From a writer in Washington, D.C. who must remain anonymous:

I visited El Salvador in August 1988, just as the war against the Farabundo Marti National Liberation Front (FMLN) communist guerrillas was reaching its climatic stage. At a hospital in the capital were dozens of children in traction, with parts of their legs and arms destroyed due to land mines. Many worked in the coffee plantations in the country; there, the FMLN would “seed” the fields with mines; men, women and children would set them off. Every year, hundreds of Salvadoran citizens ended up in hospitals such as this one.

How is this connected to today? It is not just that terrorists today are using a variation of land mines against our soldiers and the people of Iraq and Afghanistan–they are called IEDs, or improvised explosive devices. They are designed to maim as much as kill; they require enormous effort to care for the survivors and the explosives slam down economic activity as much as military patrols.

In the name of anti-colonialism and anti-imperialism, the FMLN made war on the people of El Salvador for nearly half a century. They murdered with impunity, assassinating elected officials, judges, blowing up bridges, buses and the electrical grid of the country. I brought back with me from this beautiful but scared country a black and white pictorial of the carnage caused by the FMLN. Senator Malcolm Wallop asked the Senate leadership to display the admittedly graphic history of the violence of the FMLN; his request was denied.

For too many Americans, including the missionaries and pro-FMLN strap-hangers in America’s universities, the fight in El Salvador was really one of agrarian reformers on one side–the FMLN–and the pro-colonialists and imperialists on the other–the US Government and the Arena party then governing the country.

Like terrorism today, the FMLN were blood thirty murderers, bought and paid for by the Castro boys in Cuba, the Sandinistas in Nicaragua and the communist leadership in Moscow. They sought only to spread their vicious totalitarianism to one more country in Latin and Central America.

The left in America–Bill Ayers, Reverend Wright, Noam Chomsky, CISPES, (the Committee in Solidarity with the People of El Salvador) have never had to answer for their embrace of terrorists as communists during the Cold War. In denying any connection between terror groups and their masters in Moscow, they simply gave a license to kill for these groups. The FMLN were one of the most deadly.

This past template is reflected in those Americans who believe we have been too big for our britches, too arrogant, too colonial or imperial. To them, American is no more exceptional than any other country, and in many respects is worse. Thus 9/11 was seen as the culmination of grievances against the United States, of our “chickens coming home to roost.” To Reverend Wright, America was just getting its “just deserts” as its past was catching up with its present.
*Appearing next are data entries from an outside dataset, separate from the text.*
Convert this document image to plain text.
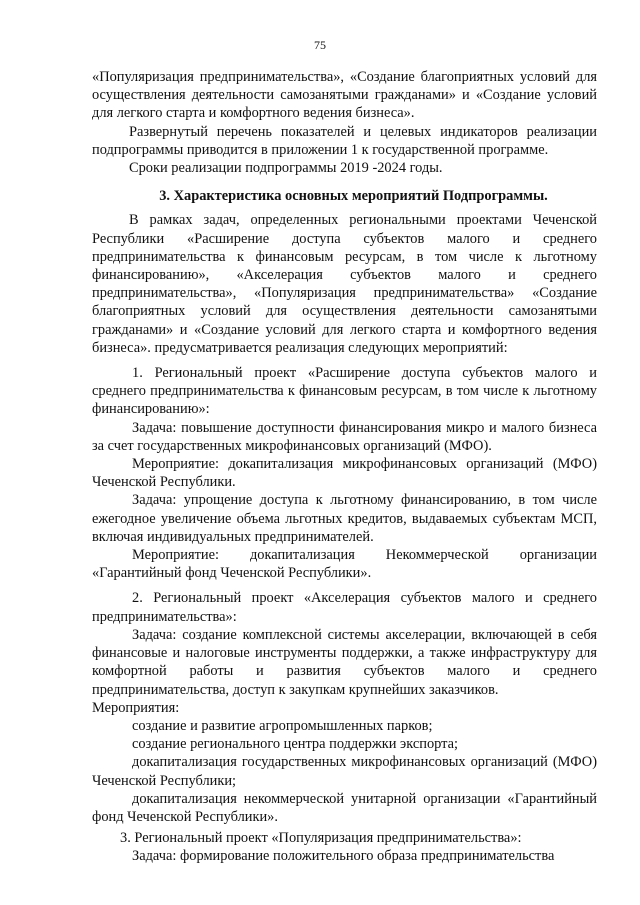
75

«Популяризация предпринимательства», «Создание благоприятных условий для осуществления деятельности самозанятыми гражданами» и «Создание условий для легкого старта и комфортного ведения бизнеса».

Развернутый перечень показателей и целевых индикаторов реализации подпрограммы приводится в приложении 1 к государственной программе.

Сроки реализации подпрограммы 2019 -2024 годы.

3. Характеристика основных мероприятий Подпрограммы.

В рамках задач, определенных региональными проектами Чеченской Республики «Расширение доступа субъектов малого и среднего предпринимательства к финансовым ресурсам, в том числе к льготному финансированию», «Акселерация субъектов малого и среднего предпринимательства», «Популяризация предпринимательства» «Создание благоприятных условий для осуществления деятельности самозанятыми гражданами» и «Создание условий для легкого старта и комфортного ведения бизнеса». предусматривается реализация следующих мероприятий:

1. Региональный проект «Расширение доступа субъектов малого и среднего предпринимательства к финансовым ресурсам, в том числе к льготному финансированию»:

Задача: повышение доступности финансирования микро и малого бизнеса за счет государственных микрофинансовых организаций (МФО).

Мероприятие: докапитализация микрофинансовых организаций (МФО) Чеченской Республики.

Задача: упрощение доступа к льготному финансированию, в том числе ежегодное увеличение объема льготных кредитов, выдаваемых субъектам МСП, включая индивидуальных предпринимателей.

Мероприятие: докапитализация Некоммерческой организации «Гарантийный фонд Чеченской Республики».

2. Региональный проект «Акселерация субъектов малого и среднего предпринимательства»:

Задача: создание комплексной системы акселерации, включающей в себя финансовые и налоговые инструменты поддержки, а также инфраструктуру для комфортной работы и развития субъектов малого и среднего предпринимательства, доступ к закупкам крупнейших заказчиков.

Мероприятия:

создание и развитие агропромышленных парков;

создание регионального центра поддержки экспорта;

докапитализация государственных микрофинансовых организаций (МФО) Чеченской Республики;

докапитализация некоммерческой унитарной организации «Гарантийный фонд Чеченской Республики».

3. Региональный проект «Популяризация предпринимательства»:

Задача: формирование положительного образа предпринимательства
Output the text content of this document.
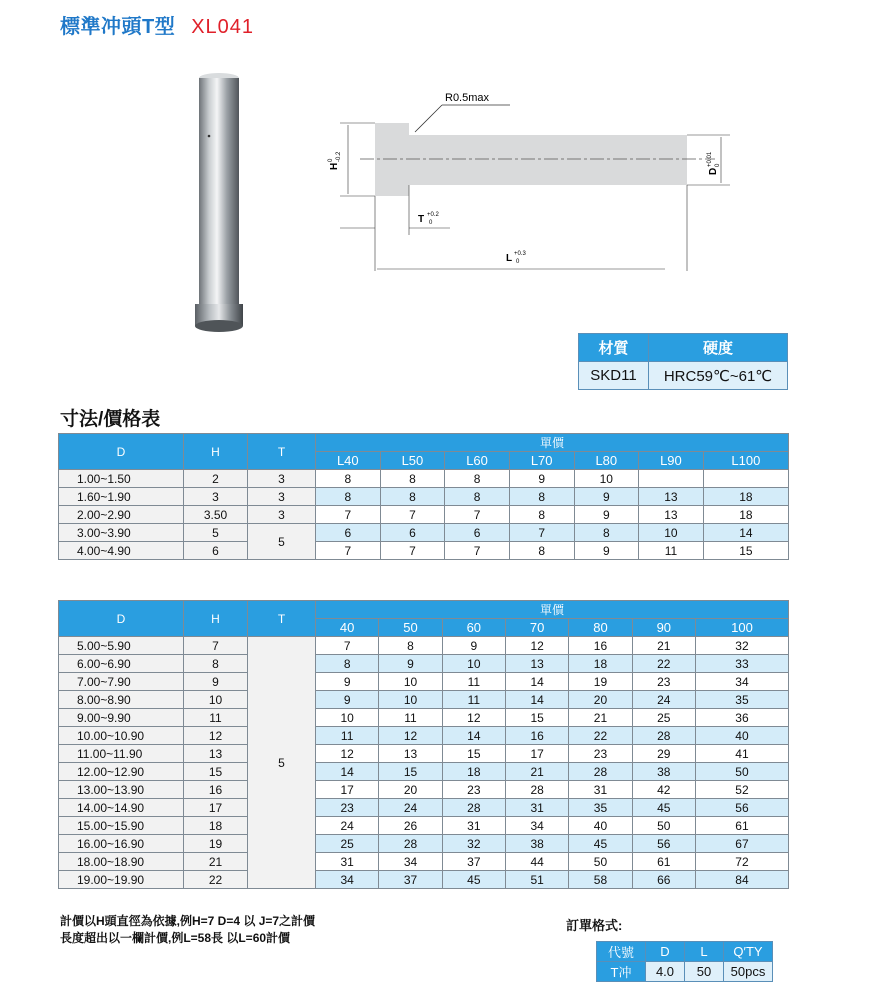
標準冲頭T型 XL041
R0.5max
H
0 -0.2
D
+0.01 0
T +0.2
0
L +0.3
0
材質	硬度
SKD11	HRC59℃~61℃
寸法/價格表
D	H	T	單價						
			L40	L50	L60	L70	L80	L90	L100
1.00~1.50	2	3	8	8	8	9	10		
1.60~1.90	3	3	8	8	8	8	9	13	18
2.00~2.90	3.50	3	7	7	7	8	9	13	18
3.00~3.90	5	5	6	6	6	7	8	10	14
4.00~4.90	6		7	7	7	8	9	11	15
D	H	T	單價						
			40	50	60	70	80	90	100
5.00~5.90	7	5	7	8	9	12	16	21	32
6.00~6.90	8		8	9	10	13	18	22	33
7.00~7.90	9		9	10	11	14	19	23	34
8.00~8.90	10		9	10	11	14	20	24	35
9.00~9.90	11		10	11	12	15	21	25	36
10.00~10.90	12		11	12	14	16	22	28	40
11.00~11.90	13		12	13	15	17	23	29	41
12.00~12.90	15		14	15	18	21	28	38	50
13.00~13.90	16		17	20	23	28	31	42	52
14.00~14.90	17		23	24	28	31	35	45	56
15.00~15.90	18		24	26	31	34	40	50	61
16.00~16.90	19		25	28	32	38	45	56	67
18.00~18.90	21		31	34	37	44	50	61	72
19.00~19.90	22		34	37	45	51	58	66	84
計價以H頭直徑為依據,例H=7 D=4 以 J=7之計價
長度超出以一欄計價,例L=58長 以L=60計價
訂單格式:
代號	D	L	Q′TY
T冲	4.0	50	50pcs
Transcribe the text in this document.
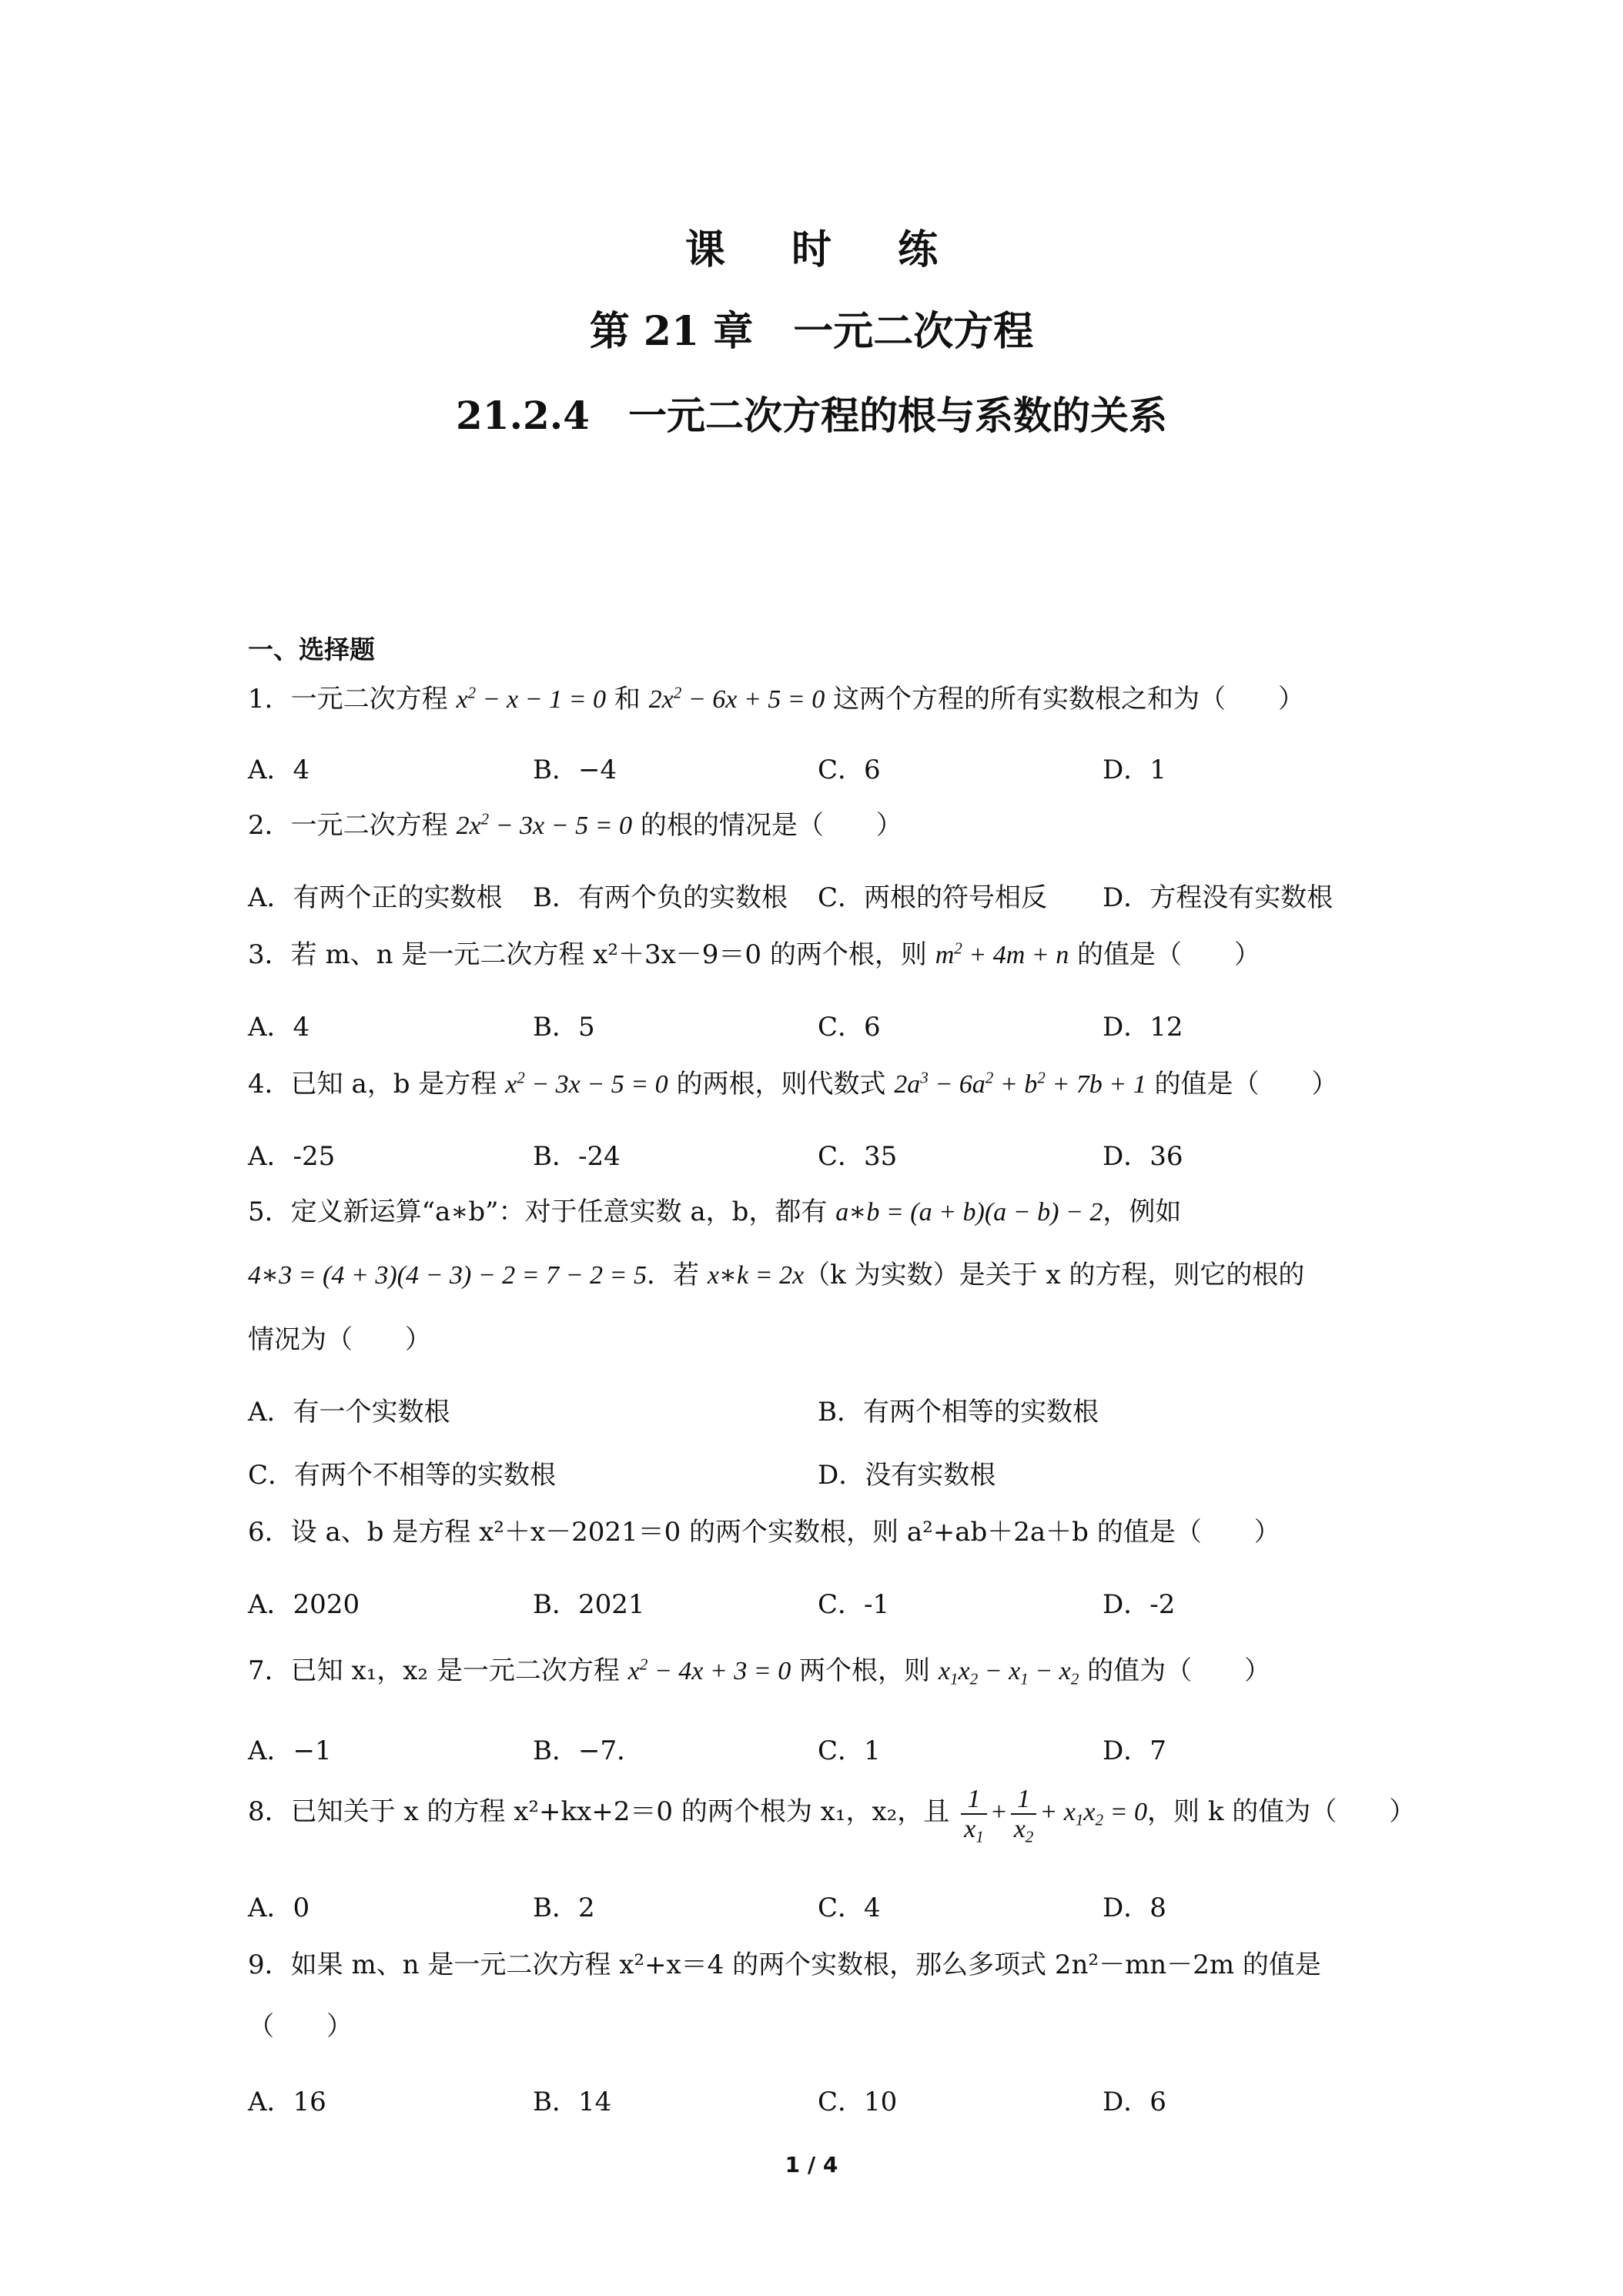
课 时 练
第 21 章　一元二次方程
21.2.4　一元二次方程的根与系数的关系
一、选择题
1．一元二次方程 $x^2 - x - 1 = 0$ 和 $2x^2 - 6x + 5 = 0$ 这两个方程的所有实数根之和为（　　）
A．4	B．−4	C．6	D．1
2．一元二次方程 $2x^2 - 3x - 5 = 0$ 的根的情况是（　　）
A．有两个正的实数根 B．有两个负的实数根 C．两根的符号相反 D．方程没有实数根
3．若 m、n 是一元二次方程 x²＋3x－9＝0 的两个根，则 $m^2 + 4m + n$ 的值是（　　）
A．4	B．5	C．6	D．12
4．已知 a，b 是方程 $x^2 - 3x - 5 = 0$ 的两根，则代数式 $2a^3 - 6a^2 + b^2 + 7b + 1$ 的值是（　　）
A．-25	B．-24	C．35	D．36
5．定义新运算“a∗b”：对于任意实数 a，b，都有 a∗b = (a + b)(a − b) − 2，例如
4∗3 = (4 + 3)(4 − 3) − 2 = 7 − 2 = 5．若 x∗k = 2x（k 为实数）是关于 x 的方程，则它的根的
情况为（　　）
A．有一个实数根	B．有两个相等的实数根
C．有两个不相等的实数根	D．没有实数根
6．设 a、b 是方程 x²＋x－2021＝0 的两个实数根，则 a²+ab＋2a＋b 的值是（　　）
A．2020	B．2021	C．-1	D．-2
7．已知 x₁，x₂ 是一元二次方程 $x^2 - 4x + 3 = 0$ 两个根，则 $x_1x_2 - x_1 - x_2$ 的值为（　　）
A．−1	B．−7．	C．1	D．7
8．已知关于 x 的方程 x²+kx+2＝0 的两个根为 x₁，x₂，且 $\frac{1}{x_1} + \frac{1}{x_2} + x_1x_2 = 0$，则 k 的值为（　　）
A．0	B．2	C．4	D．8
9．如果 m、n 是一元二次方程 x²+x＝4 的两个实数根，那么多项式 2n²－mn－2m 的值是
（　　）
A．16	B．14	C．10	D．6
1 / 4
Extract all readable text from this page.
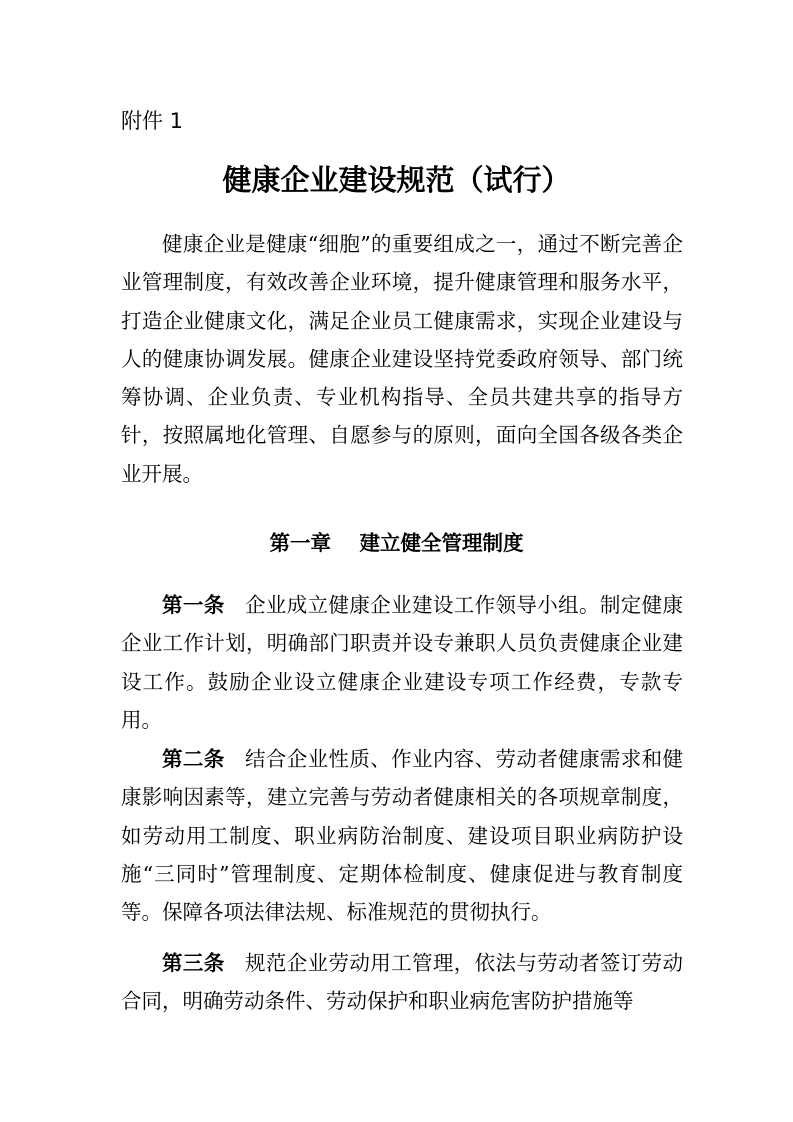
附件 1
健康企业建设规范（试行）

健康企业是健康“细胞”的重要组成之一，通过不断完善企业管理制度，有效改善企业环境，提升健康管理和服务水平，打造企业健康文化，满足企业员工健康需求，实现企业建设与人的健康协调发展。健康企业建设坚持党委政府领导、部门统筹协调、企业负责、专业机构指导、全员共建共享的指导方针，按照属地化管理、自愿参与的原则，面向全国各级各类企业开展。

第一章 建立健全管理制度

第一条 企业成立健康企业建设工作领导小组。制定健康企业工作计划，明确部门职责并设专兼职人员负责健康企业建设工作。鼓励企业设立健康企业建设专项工作经费，专款专用。

第二条 结合企业性质、作业内容、劳动者健康需求和健康影响因素等，建立完善与劳动者健康相关的各项规章制度，如劳动用工制度、职业病防治制度、建设项目职业病防护设施“三同时”管理制度、定期体检制度、健康促进与教育制度等。保障各项法律法规、标准规范的贯彻执行。

第三条 规范企业劳动用工管理，依法与劳动者签订劳动合同，明确劳动条件、劳动保护和职业病危害防护措施等
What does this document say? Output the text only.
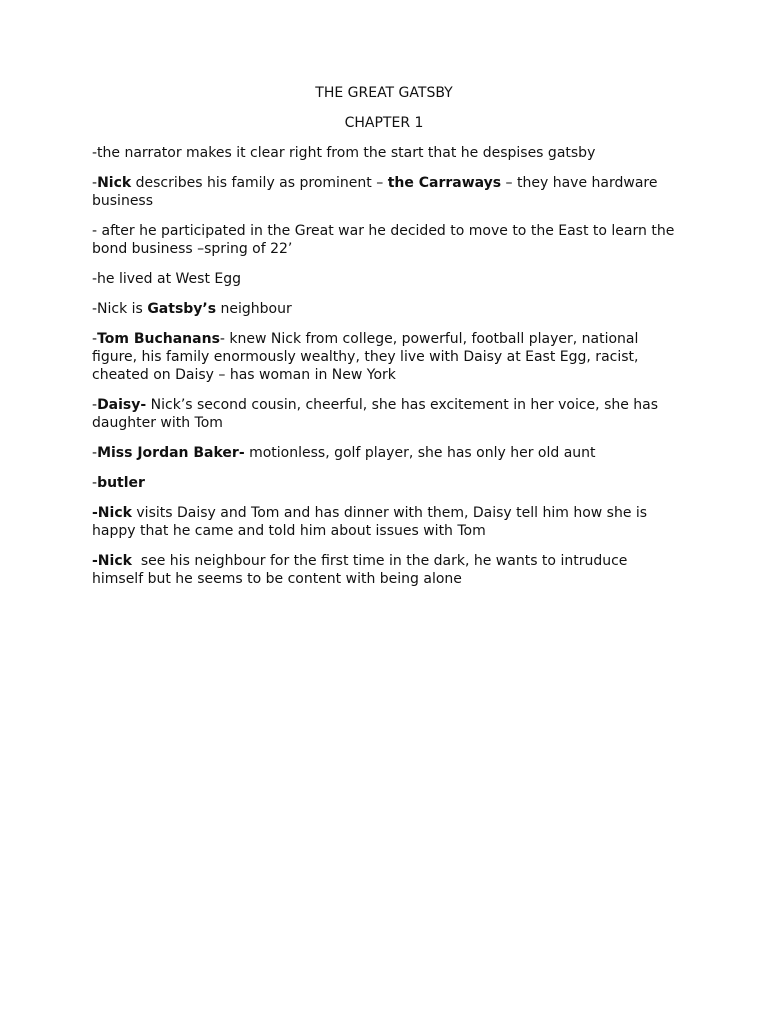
THE GREAT GATSBY

CHAPTER 1

-the narrator makes it clear right from the start that he despises gatsby

-Nick describes his family as prominent – the Carraways – they have hardware business

- after he participated in the Great war he decided to move to the East to learn the bond business –spring of 22’

-he lived at West Egg

-Nick is Gatsby’s neighbour

-Tom Buchanans- knew Nick from college, powerful, football player, national figure, his family enormously wealthy, they live with Daisy at East Egg, racist, cheated on Daisy – has woman in New York

-Daisy- Nick’s second cousin, cheerful, she has excitement in her voice, she has daughter with Tom

-Miss Jordan Baker- motionless, golf player, she has only her old aunt

-butler

-Nick visits Daisy and Tom and has dinner with them, Daisy tell him how she is happy that he came and told him about issues with Tom

-Nick  see his neighbour for the first time in the dark, he wants to intruduce himself but he seems to be content with being alone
Related to this is a strong tendency to measure US action according to what Senator John Kerry called “an international test” in the 2004 Presidential election. It is reflected in attempts to substitute “UN” standards for those of the US and “worldly” legal tenets for constitutional principles. Through the ideas of some of America’s leaders, we are little more than a former colonial power, imperial in its reach, which should be brought down to size and be but a “partner” with other nations around the globe. Does this mean we are no longer the “leader of the free world”? If so, to whom do our friends repair when their security is threatened?